Overview
- Manufacturer: Daimler Motor Company
- Also called: Light Daimler,; Critchley-Daimler;
- Production: 1899-c.1900
- Assembly: Coventry, UK
- Designer: J. S. Critchley

Body and chassis
- Class: light car
- Layout: Transverse FR

Powertrain
- Engine: 1,100 cc (67.1 cu in) straight-twin engine
- Transmission: 4-speed manual

Dimensions
- Kerb weight: 6+3⁄4 long cwt (756 lb; 343 kg)

= Critchley Light car =

The Critchley Light car was briefly manufactured by Daimler Company of Coventry in 1899 to find use for about 50 unwanted 4 h.p. engines shipped to Coventry by the German Daimler works at Stuttgart.
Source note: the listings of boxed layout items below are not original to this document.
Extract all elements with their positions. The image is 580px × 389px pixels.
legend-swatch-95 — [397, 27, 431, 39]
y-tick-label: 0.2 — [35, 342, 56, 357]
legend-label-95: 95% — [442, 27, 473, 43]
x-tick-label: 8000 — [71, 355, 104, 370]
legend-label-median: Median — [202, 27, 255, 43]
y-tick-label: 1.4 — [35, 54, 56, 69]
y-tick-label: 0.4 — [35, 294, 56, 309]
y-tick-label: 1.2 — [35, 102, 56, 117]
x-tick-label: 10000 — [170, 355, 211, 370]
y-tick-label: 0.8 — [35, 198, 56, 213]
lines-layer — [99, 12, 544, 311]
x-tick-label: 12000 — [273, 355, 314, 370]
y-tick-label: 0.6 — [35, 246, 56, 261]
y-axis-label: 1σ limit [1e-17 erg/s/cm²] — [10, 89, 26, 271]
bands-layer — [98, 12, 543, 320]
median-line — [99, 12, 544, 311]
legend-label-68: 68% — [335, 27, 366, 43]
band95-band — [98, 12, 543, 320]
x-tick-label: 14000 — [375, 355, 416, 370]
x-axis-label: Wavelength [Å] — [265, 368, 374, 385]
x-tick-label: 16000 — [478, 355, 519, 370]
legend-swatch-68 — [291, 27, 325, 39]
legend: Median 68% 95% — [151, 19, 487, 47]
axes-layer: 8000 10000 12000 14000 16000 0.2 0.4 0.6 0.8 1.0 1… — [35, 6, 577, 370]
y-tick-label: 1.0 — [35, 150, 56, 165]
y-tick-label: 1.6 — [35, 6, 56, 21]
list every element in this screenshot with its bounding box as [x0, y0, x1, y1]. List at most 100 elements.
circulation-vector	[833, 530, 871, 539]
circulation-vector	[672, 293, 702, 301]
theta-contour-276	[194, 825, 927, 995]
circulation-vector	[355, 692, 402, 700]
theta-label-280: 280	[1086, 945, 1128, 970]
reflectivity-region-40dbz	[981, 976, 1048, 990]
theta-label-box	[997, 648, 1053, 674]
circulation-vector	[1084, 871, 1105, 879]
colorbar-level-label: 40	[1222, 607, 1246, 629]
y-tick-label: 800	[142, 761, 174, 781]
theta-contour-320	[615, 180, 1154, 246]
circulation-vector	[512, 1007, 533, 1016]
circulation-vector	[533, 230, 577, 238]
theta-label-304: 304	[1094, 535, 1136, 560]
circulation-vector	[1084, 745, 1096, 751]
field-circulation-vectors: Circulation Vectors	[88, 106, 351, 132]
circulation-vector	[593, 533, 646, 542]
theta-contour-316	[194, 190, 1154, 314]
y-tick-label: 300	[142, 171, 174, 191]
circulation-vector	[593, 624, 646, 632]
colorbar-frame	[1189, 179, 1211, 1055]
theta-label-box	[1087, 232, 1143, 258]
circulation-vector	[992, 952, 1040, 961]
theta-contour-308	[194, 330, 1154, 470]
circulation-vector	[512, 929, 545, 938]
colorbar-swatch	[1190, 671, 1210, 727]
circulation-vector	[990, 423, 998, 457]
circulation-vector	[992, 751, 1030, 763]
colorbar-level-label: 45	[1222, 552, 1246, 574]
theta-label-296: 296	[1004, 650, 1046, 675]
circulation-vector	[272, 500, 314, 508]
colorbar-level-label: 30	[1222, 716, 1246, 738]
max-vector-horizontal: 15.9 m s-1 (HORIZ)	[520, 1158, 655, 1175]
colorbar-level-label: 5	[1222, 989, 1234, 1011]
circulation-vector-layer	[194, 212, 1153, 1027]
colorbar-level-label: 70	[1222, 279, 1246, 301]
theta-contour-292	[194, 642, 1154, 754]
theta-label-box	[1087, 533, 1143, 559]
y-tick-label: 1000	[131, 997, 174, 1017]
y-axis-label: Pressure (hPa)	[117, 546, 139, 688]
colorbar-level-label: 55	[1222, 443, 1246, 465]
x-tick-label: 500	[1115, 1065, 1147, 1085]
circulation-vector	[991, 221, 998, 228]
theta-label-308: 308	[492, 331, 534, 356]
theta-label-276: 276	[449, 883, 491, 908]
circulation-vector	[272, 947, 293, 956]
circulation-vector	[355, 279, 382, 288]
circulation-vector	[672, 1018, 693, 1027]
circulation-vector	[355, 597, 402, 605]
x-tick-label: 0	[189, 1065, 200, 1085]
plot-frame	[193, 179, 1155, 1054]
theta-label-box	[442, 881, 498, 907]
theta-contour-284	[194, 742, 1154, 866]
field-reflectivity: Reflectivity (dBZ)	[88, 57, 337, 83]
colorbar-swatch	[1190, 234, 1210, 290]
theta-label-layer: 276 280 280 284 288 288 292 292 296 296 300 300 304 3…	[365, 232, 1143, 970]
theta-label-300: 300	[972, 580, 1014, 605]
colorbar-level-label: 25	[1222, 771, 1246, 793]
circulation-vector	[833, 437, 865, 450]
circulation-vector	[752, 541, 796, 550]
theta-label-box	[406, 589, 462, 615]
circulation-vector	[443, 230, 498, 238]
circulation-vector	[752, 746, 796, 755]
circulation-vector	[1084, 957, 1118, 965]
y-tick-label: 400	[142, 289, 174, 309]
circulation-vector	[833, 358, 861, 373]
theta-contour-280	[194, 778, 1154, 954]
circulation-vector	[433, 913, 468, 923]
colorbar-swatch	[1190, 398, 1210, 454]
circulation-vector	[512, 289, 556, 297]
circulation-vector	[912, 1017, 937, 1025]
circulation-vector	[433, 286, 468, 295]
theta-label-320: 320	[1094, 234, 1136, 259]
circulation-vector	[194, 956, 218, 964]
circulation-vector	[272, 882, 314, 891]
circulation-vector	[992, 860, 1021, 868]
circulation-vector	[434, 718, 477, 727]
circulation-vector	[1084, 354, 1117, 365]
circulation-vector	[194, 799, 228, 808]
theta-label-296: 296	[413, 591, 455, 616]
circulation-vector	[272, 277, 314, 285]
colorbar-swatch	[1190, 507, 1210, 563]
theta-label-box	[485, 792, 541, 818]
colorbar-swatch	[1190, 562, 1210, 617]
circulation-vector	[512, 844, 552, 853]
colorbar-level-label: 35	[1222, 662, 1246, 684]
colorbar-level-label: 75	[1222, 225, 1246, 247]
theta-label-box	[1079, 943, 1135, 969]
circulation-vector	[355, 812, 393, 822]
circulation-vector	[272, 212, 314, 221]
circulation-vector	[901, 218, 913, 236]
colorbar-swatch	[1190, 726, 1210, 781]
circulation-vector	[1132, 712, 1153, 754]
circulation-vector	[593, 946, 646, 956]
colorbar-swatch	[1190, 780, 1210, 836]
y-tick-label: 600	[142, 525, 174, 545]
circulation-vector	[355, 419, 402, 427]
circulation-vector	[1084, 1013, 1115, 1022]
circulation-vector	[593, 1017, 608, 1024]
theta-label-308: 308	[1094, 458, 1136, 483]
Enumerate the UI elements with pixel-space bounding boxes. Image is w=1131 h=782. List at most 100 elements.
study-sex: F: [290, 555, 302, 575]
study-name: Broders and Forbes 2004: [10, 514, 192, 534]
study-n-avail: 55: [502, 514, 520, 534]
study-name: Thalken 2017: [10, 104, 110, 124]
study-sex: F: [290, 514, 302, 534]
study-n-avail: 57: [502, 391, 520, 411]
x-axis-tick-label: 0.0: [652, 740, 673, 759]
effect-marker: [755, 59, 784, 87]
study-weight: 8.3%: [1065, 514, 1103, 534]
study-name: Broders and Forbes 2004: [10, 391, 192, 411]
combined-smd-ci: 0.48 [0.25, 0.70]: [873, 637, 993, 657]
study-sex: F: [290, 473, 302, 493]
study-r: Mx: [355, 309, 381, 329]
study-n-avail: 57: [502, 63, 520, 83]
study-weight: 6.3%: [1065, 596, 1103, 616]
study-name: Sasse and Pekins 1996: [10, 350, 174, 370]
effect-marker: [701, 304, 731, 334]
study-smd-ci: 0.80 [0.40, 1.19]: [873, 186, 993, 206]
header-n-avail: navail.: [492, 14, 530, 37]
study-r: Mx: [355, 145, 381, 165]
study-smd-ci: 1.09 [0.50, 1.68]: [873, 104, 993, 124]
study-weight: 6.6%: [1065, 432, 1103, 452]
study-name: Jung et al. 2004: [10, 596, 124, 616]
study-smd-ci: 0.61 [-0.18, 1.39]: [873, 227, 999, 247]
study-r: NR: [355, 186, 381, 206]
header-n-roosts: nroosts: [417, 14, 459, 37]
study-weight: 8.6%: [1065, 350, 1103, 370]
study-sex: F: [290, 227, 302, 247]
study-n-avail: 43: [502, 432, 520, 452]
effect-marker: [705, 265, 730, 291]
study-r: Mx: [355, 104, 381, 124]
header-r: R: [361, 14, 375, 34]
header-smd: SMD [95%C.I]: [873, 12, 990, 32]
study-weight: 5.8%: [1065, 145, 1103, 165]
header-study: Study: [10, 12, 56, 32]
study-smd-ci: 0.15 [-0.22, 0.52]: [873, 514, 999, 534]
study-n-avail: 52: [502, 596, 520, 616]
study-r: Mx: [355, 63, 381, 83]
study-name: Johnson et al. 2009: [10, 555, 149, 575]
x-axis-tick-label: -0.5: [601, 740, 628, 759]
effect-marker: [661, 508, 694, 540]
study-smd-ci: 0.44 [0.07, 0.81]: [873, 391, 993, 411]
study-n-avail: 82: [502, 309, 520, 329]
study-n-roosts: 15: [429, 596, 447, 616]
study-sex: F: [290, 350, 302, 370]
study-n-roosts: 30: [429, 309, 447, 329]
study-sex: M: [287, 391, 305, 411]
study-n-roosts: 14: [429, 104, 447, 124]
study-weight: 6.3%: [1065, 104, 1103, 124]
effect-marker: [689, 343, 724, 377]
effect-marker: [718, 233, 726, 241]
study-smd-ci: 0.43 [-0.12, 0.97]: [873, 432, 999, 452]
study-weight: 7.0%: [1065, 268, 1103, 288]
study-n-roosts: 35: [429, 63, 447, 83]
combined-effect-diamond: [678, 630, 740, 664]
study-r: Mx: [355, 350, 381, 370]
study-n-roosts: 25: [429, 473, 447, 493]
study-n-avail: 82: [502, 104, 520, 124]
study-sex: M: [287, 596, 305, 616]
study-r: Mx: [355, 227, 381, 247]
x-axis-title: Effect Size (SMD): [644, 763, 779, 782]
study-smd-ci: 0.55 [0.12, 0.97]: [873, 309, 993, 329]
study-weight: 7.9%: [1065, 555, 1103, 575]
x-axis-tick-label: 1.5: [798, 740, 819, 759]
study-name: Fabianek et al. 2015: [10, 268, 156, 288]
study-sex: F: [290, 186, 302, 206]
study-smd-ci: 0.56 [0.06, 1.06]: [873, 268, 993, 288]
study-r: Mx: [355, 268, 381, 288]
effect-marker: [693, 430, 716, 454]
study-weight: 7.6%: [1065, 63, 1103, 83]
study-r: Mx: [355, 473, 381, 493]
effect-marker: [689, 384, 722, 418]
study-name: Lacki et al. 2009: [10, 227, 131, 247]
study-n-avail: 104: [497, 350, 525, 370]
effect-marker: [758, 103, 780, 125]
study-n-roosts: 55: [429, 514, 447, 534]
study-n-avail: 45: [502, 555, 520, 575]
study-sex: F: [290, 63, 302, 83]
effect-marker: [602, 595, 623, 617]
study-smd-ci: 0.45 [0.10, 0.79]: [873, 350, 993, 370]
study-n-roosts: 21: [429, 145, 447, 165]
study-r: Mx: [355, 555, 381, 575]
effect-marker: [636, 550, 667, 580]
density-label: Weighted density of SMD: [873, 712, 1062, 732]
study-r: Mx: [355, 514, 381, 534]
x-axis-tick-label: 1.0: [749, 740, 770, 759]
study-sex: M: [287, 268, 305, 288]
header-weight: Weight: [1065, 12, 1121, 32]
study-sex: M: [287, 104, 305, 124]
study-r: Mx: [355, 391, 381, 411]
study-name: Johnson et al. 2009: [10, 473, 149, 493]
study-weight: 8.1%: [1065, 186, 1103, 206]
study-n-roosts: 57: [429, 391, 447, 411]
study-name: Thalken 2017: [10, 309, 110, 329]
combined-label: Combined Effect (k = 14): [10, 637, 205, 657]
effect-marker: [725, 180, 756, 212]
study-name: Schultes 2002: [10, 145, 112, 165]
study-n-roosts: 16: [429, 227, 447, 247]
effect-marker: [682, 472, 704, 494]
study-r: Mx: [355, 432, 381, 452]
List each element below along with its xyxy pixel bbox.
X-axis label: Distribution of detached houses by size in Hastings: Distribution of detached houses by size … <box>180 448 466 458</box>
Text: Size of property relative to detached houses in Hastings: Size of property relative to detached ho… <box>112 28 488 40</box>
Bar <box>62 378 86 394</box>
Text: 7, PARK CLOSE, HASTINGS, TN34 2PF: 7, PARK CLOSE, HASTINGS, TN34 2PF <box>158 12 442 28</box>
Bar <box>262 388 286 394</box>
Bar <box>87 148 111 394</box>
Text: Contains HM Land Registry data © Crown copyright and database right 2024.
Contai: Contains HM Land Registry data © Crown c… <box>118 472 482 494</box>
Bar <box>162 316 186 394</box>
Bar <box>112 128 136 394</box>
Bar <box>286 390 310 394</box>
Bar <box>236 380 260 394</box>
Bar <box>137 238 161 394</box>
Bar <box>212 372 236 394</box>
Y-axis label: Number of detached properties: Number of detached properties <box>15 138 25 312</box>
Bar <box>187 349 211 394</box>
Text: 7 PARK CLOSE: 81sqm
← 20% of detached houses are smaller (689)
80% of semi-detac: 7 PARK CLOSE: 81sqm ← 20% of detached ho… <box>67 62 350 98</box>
The car was well regarded and sold well but was not intended to extend Daimler's range of high-powered expensive motorcars. As such, it was named Critchley after James S. Critchley Daimler's works manager

The car was equipped with advanced features, including pneumatic tyres and wheel steering. The engine was mounted transversely, with the flywheel rotating in the direction of travel. The water-cooled engine drove the rear wheels through a belt transmission. The belt was tensioned by moving the engine forward or backward in the frame. The steering wheel was on a vertical column on the right side of the car, such that it could only be operated by the driver's right hand.

In 1900, a redesign of the Critchley Light Car was built and sold as the "Kimberley".